THE BUG 「LONDON ZOO」

London Zoo

London Zoo

ロンドン出身、 Kevin Martin を中心とするユニットの3作目。初めて聴きました。


所謂ダブステップとラガ/ヒップホップを掛け合わせた先鋭クラブサウンド。特に土着的なラガテイストが強いのが一番の特徴ですね。ラガと言うと脳天気で脱力したイメージがあるかもしれませんが、このアルバムは全くもって逆。コシの強いビートとダブの深遠な奥行きによってアンダーグラウンドな胡散臭さが強調され、ガンジャの煙の向こうから鋭い眼光で睨みつけてくるような危険なムードが蔓延してます。前半は 「Angry」 「Insane」 など挑発的なアジテーションで攻め、後半に進むに従ってズブズブ泥沼に沈んでいくような陰鬱さが増してくる。 「Too Much Pain」 ではまさかの日本語ヴォイスも飛び出し、明確にこちらに向けられた悪意に思わずゾクゾクするわ。
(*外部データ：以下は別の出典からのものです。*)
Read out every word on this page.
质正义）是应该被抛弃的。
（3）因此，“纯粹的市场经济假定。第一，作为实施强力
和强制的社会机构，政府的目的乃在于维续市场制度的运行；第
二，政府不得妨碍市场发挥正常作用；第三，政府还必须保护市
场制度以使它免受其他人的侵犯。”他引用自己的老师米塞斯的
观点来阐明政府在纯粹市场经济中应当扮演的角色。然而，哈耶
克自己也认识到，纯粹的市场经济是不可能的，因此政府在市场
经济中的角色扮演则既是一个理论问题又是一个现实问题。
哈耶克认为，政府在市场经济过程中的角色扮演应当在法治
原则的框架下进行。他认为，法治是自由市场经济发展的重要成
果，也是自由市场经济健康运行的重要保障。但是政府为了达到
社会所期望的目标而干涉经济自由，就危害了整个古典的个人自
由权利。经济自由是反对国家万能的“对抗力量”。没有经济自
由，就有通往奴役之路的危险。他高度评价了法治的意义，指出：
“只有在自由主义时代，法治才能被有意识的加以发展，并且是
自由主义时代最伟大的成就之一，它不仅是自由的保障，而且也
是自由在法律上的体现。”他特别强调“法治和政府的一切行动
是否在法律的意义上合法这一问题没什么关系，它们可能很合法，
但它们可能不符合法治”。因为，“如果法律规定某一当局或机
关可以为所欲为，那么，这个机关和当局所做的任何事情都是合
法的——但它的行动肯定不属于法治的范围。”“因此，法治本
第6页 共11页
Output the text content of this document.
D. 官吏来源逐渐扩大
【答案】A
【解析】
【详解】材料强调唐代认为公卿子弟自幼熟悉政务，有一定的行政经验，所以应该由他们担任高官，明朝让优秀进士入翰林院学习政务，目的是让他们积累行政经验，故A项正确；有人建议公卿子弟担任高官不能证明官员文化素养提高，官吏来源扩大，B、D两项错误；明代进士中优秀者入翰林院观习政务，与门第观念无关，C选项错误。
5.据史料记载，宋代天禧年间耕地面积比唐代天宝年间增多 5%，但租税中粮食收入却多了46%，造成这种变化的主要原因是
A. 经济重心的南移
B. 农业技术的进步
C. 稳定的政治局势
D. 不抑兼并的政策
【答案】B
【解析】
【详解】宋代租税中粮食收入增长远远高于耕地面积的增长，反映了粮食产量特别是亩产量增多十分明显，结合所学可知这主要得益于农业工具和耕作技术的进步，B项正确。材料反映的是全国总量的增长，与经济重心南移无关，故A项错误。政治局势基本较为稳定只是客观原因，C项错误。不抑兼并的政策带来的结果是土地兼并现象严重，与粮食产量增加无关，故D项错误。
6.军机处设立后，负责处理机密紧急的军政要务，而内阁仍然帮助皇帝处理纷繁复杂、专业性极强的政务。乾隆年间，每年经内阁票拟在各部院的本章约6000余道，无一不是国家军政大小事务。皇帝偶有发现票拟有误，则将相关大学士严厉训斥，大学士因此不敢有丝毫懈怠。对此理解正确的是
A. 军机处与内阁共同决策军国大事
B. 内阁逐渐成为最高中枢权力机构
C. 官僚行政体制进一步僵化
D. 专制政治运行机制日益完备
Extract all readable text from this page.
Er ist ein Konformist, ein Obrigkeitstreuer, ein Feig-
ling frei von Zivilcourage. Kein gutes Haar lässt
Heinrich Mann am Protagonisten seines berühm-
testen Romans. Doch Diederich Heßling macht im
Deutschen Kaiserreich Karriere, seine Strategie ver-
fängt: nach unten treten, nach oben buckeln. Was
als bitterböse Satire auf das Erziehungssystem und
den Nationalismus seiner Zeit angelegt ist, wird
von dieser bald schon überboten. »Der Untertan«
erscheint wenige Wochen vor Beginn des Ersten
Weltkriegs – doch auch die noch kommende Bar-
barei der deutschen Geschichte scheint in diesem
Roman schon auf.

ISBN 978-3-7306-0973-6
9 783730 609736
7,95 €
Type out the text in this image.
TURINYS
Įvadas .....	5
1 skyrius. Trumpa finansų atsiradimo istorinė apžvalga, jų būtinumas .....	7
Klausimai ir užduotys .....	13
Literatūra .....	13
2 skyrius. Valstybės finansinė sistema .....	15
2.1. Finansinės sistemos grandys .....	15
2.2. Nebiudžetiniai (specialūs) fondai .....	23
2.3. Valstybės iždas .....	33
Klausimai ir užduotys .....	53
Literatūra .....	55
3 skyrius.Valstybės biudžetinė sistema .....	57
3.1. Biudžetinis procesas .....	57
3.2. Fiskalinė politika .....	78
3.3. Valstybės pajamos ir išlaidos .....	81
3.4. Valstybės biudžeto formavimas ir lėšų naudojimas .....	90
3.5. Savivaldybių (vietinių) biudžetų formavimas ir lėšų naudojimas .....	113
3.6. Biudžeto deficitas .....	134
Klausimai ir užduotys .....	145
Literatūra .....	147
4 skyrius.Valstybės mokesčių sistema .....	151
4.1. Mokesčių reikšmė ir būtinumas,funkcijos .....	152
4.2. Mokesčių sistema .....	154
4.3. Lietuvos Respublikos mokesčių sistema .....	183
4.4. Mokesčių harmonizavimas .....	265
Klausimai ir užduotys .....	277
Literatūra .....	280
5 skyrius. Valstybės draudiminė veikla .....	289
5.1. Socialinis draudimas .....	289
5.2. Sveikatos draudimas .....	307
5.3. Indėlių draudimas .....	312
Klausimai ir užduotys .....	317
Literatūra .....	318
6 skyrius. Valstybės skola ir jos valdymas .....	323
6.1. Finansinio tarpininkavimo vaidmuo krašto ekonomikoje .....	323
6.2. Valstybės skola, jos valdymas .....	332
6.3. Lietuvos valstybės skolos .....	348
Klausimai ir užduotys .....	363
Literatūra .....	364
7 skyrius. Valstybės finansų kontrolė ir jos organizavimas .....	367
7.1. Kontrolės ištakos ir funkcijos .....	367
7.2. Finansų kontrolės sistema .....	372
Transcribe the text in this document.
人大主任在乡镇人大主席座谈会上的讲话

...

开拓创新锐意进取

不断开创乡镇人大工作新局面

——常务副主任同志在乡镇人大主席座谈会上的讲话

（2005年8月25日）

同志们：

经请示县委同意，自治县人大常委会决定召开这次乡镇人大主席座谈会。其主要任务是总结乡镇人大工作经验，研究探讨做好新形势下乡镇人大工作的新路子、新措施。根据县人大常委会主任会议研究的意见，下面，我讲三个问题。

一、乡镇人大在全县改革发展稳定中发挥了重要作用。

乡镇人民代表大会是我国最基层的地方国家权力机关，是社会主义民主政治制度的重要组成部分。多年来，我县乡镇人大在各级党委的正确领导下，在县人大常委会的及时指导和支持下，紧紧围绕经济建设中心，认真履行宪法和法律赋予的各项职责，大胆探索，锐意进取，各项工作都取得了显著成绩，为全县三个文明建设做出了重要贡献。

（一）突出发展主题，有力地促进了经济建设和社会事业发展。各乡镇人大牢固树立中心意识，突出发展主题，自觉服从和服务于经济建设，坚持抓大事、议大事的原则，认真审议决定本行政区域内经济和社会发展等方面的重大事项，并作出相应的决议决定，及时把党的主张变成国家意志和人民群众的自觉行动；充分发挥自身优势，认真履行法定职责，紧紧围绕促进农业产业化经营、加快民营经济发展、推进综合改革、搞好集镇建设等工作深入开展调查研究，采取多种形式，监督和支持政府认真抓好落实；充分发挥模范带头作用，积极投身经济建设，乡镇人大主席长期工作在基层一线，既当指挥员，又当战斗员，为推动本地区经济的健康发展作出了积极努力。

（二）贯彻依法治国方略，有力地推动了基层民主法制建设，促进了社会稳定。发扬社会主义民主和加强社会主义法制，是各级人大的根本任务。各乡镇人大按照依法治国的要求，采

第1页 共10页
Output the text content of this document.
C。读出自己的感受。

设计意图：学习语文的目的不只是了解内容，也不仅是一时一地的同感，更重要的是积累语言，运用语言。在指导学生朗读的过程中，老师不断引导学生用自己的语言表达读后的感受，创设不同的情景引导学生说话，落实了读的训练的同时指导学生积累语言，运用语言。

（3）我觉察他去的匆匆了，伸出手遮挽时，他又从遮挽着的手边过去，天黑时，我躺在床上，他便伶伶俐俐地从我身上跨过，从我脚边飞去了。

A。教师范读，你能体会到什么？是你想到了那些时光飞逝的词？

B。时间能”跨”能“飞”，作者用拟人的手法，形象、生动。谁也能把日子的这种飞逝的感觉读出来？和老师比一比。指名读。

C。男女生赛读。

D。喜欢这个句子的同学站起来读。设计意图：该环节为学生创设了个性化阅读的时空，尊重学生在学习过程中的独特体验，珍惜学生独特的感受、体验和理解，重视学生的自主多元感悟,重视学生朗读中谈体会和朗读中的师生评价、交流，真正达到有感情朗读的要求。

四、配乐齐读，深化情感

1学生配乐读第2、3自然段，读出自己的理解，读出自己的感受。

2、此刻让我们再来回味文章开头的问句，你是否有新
同じダブステップでもひたすら内省の淵に向かっていた Burial とは違い、こちらは確実にベクトルが外向きな、攻撃性を強化するためのケンカ腰のダブ。また多彩なヴォーカルゲストを各曲に招いており、そのいずれもひどく強烈な個性を放ってるはずなのですが、トラックの上にスムーズに調和してしっかりトータリティを保ってるのも良い。なかなか面白く聴けました。